Melawan Lupa : Aksi Mahasiswa 1966

BN – Pada 8 Maret 1966, aksi mahasiswa berhasil menguasai gedung kementerian luar negeri. Mereka menuduh Menlu Soebandrio ikut mendalangi pembunuhan para jenderal. Mereka menggambar grafiti Soebandrio sebagai Anjing Peking (karena dinilai antek rezim komunis Tiongkok)
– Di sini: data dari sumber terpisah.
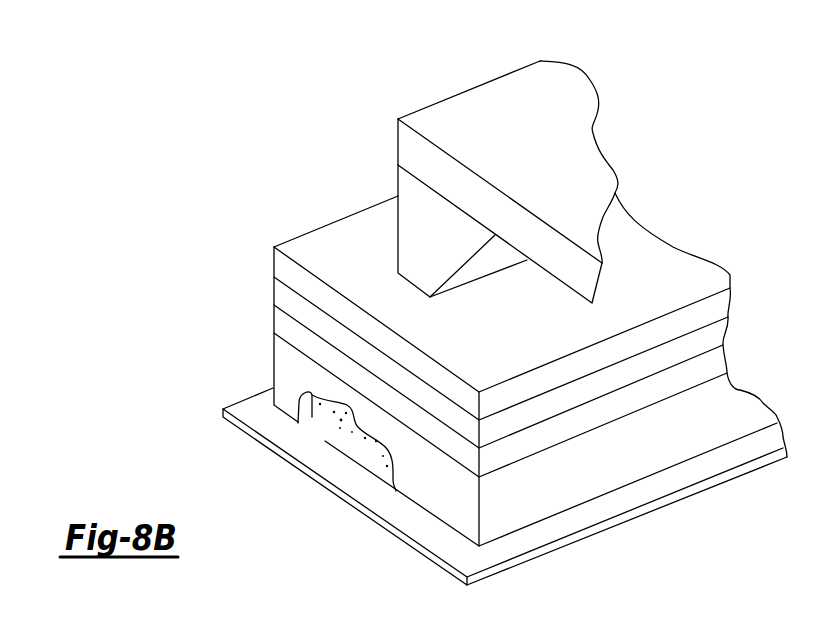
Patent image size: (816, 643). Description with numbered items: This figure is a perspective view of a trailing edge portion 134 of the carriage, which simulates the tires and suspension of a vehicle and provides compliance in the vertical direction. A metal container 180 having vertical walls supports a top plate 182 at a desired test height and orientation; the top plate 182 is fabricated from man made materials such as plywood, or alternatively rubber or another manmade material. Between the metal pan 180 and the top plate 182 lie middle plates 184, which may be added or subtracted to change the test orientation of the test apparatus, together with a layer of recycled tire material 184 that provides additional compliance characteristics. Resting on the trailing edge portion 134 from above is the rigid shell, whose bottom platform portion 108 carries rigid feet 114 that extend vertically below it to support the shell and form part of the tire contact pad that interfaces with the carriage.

The platform portion 108 is at (425, 158).
The rigid feet 114 is at (417, 233).
The trailing edge portion 134 is at (490, 163).
The metal container 180 is at (443, 493).
The top plate 182 is at (494, 339).
The middle plates 184 is at (288, 331).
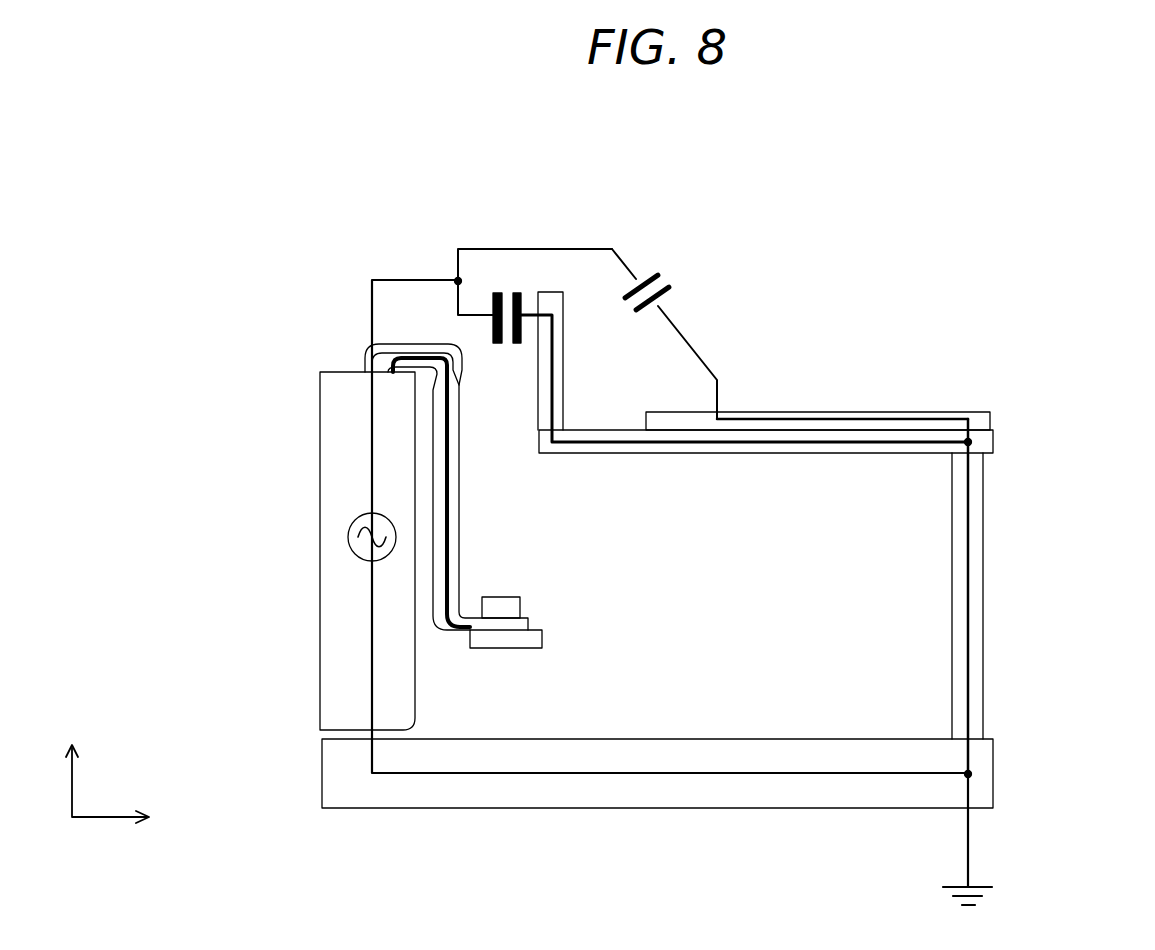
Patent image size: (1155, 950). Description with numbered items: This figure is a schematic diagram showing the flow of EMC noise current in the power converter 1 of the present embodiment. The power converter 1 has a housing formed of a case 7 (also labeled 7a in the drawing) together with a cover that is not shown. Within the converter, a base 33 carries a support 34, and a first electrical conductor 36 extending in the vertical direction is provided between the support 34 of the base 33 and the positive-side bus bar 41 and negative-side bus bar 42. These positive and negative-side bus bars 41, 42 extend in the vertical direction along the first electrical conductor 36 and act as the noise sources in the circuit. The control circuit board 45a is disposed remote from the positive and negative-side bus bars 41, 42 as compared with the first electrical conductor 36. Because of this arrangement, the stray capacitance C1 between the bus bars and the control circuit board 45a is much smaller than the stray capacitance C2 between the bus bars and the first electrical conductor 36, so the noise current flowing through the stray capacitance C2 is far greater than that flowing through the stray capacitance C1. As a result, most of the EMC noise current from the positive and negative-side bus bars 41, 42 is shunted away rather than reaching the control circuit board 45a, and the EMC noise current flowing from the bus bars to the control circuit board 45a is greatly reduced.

The power converter 1 is at (616, 166).
The case 7 is at (657, 826).
The stage base 7a is at (695, 785).
The base 33 is at (1047, 596).
The support 34 is at (993, 443).
The first electrical conductor 36 is at (560, 367).
The positive-side bus bar 41 is at (430, 352).
The negative-side bus bar 42 is at (400, 352).
The control circuit board 45a is at (960, 412).
The stray capacitance C1 is at (664, 321).
The stray capacitance C2 is at (513, 353).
Presiden Soekarno kemudian merencanakan serangkaian pertemuan tiga hari untuk memulihkan kekuasaannya. Yang pertama, pada tanggal 10 Maret, melibatkan para pimpinan partai politik. Ia berhasil membujuk mereka untuk menandatangani deklarasi peringatan terhadap perlawananan atas otoritas presiden oleh demonstrasi mahasiswa.
Tahap kedua adalah rapat kabinet yang direncanakan untuk tanggal 11 Maret. Namun, saat pertemuan ini sedang berlangsung, sebuah kabar didengar Soekarno bahwa pasukan tak dikenal sedang mengepung istana. Soekarno segera meninggalkan istana dengan tergesa-gesa menuju Bogor, di mana malam itu, ia menandatangani dokumen Supersemar sebagai serah terima wewenang untuk memulihkan ketertiban kepada Mayor Jenderal Soeharto.

Lalu Soeharto bertindak cepat. Keesokan harinya, tanggal 12 Maret ia segera membubarkan PKI. Pada hari yang sama, terlihat “unjuk kekuatan” oleh TNI Angkatan Darat di jalan-jalan Jakarta, yang disaksikan oleh rakyat yang bersorak gembira.

Pada tanggal 18 Maret Soebandrio dan 14 menteri lainnya ditangkap. Malam itu, radio mengumumkan bahwa para menteri tersebut berada di tahanan perlindungan.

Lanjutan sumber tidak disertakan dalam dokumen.